Anna Huber - Hierundoderhierundoderhierundoderdort, 2004

In seguito alla sua formazione nell’ambito della danza a Zurigo, Anna Huber lavora con diversi coreografi e registi in Svizzera, Austria e Germania, da ultimo con Jo Fabian e Helena Waldmann. Dal 1989 vive e lavora prevalentemente a Berlino. Durante il suo ingaggio allo Staatstheater di Cottbus (1992-94) Anna Huber inizia la sua personale ricerca coreografica.
A Berlino nascono dal 1995 i soli in zwischen räumen, brief letters (1996), unsichtbarst (1998), il pezzo per gruppo die anderen und die gleichen (1999), il duo l´autre et moi con Lin Yuan Shang (1999), Stück mit Flügel con la pianista Susanne Huber (2001) e il duetto two, too con la ballerina e coreografa ceca Kristyna Lhotáková (2001). Dal 2002/03 sviluppa insieme al percussionista Fritz Hauser le performances umwege, legate ad una concezione specificamente architettonica. Nel 2004 crea la coreografia wolkenstück per 5 ballerini e 2 musicisti e inoltre il solo hierundoderhierundoderhierundoderdort. Nel 2005 elabora trois de pas, un trio presso il Teatro di San Gallo.

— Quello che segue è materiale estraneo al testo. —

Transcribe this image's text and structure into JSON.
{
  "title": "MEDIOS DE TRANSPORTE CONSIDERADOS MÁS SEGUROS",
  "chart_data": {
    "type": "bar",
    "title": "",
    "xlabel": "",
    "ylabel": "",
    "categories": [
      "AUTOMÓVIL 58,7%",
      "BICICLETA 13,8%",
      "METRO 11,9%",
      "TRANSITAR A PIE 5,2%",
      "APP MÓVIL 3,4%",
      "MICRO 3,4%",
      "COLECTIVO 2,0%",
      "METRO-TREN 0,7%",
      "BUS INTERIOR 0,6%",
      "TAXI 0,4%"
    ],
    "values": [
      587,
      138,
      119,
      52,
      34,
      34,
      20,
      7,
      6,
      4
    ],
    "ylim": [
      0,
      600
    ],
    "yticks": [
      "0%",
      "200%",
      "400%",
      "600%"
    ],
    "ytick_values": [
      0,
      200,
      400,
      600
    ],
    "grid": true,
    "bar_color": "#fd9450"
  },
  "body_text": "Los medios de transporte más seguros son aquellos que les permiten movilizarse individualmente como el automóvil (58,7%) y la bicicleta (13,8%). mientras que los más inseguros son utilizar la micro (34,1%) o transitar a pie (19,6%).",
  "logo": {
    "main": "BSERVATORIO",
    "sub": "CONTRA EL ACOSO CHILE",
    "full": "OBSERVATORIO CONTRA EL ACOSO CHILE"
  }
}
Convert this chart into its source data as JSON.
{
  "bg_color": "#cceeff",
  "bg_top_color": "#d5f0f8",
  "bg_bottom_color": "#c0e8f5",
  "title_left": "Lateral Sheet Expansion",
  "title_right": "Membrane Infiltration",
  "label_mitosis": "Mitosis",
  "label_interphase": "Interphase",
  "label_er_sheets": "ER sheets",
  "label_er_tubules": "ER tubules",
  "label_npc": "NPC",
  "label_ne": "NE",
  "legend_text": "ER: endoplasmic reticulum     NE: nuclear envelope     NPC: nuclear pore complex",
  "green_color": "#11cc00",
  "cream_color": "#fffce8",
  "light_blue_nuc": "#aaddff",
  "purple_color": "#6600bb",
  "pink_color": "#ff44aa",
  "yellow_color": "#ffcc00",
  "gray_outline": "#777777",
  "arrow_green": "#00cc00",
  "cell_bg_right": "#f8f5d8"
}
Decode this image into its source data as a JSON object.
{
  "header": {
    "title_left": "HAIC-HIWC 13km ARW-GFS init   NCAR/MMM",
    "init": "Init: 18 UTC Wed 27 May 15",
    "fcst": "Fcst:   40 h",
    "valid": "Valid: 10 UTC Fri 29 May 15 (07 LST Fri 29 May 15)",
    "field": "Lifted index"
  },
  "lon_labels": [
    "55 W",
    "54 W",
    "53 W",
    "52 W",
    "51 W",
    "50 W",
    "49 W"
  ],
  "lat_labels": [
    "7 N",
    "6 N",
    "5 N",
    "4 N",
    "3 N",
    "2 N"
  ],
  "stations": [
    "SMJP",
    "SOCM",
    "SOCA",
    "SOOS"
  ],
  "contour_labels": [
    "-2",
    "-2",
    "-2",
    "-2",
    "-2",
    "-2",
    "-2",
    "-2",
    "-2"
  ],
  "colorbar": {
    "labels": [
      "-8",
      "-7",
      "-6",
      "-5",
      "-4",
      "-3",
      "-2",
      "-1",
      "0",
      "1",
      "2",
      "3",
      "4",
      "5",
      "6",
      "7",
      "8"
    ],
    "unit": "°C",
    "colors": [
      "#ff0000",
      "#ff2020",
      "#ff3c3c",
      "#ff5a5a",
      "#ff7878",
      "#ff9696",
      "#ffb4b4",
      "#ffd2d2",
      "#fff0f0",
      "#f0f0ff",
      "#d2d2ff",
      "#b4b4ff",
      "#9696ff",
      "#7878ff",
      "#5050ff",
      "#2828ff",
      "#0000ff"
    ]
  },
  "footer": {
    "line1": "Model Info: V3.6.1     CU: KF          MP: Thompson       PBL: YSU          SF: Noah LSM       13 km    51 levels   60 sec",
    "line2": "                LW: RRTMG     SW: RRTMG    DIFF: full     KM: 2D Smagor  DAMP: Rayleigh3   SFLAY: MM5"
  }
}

Anna Huber presenta le sue opere a livello internazionale.

Il lavoro di Anna Huber, al confine tra arti performative e arti visive, costantemente in tensione tra astrazione ed emozione, indaga le possibilità artistiche della danza intesa come linguaggio, un linguaggio formale che è messo continuamente in discussione.
Il movimento umano nella sua complessa semplicità diventa un campo di sperimentazione nel quale la percezione di tempo e spazio cambia continuamente. La fugacità del movimento permette di oltrepassare confini e crea disorientamento.
Le complessità, le sfaccettature e le contraddittorietà degli schemi comportamentali umani vengono indagati ed illuminati da diversi punti di vista. In questo contesto si analizzano questioni come la percezione, l’identità e la comunicazione. Nelle aree di confine, negli spazi intermedi, nelle contraddizioni apparenti e nel vuoto tra il possibile e l’impossibile si possono fare scoperte stimolanti.
La danza è come il tempo che passa e nella sua fugacità è sempre contemporanea.